The world design embraces a semi-open world approach, the recent Tomb Raider titles offering a good comparison point. While the first few areas are almost entirely linear, there is the eventual introduction to a hub area where the side content is introduced. Some of the side content can feel slightly tedious, but is worthwhile for the extra dialogue between Kratos and Atreus.
God of War is one of those rare games that raise the bar for the industry in almost every respect. Despite some progression flubs, the combat is engaging and fluid. It’s a technical marvel, gorgeous both in its art design, and impressive in its almost total lack of load screens. Most importantly, its storytelling remains strong throughout. Although it occasionally dips into some contrivances, it builds on the relationship of its two leads in a fashion that feels natural and earned. A couple years ago I don’t think I would have believed that God of War, one of the most laughably juvenile big budget game franchises, would suddenly become one of the medium’s tent poles for mature storytelling. But Santa Monica Studio has accomplished one of the great turn-arounds in the history of sequels.
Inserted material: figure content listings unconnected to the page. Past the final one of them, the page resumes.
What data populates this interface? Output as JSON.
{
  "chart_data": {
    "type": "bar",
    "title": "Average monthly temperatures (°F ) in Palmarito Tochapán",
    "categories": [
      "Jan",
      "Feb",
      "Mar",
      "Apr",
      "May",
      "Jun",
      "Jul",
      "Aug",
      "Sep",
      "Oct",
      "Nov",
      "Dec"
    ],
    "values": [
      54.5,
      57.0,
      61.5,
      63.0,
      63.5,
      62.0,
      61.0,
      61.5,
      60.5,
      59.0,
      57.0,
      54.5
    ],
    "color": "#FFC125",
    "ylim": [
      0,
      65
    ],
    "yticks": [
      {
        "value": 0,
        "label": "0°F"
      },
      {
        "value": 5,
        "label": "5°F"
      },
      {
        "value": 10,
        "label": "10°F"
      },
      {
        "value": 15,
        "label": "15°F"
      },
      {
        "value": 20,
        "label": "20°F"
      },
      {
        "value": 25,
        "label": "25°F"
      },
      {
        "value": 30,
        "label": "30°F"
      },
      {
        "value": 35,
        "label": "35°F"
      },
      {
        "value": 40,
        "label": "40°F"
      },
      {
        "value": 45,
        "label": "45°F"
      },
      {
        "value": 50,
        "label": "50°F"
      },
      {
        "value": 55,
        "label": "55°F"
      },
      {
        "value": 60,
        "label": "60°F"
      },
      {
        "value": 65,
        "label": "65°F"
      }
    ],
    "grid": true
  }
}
They have transitioned a blatant power fantasy that was presented on the scale of gods, into one of the most caring and personal stories the medium has ever produced. It renders Kratos’ struggle for humanity, his fraught relationship with Atreus, and the plight of the other denizens of the broken land of Midgard with a precise emotional acuity. It offers an entirely satisfying conclusion to its story, while also setting up for sequels. Not only did Santa Monica complete the Herculean engineering challenge of making a stunning triple-A video game, but they gave it a heart too. Simply put, it’s a masterpiece.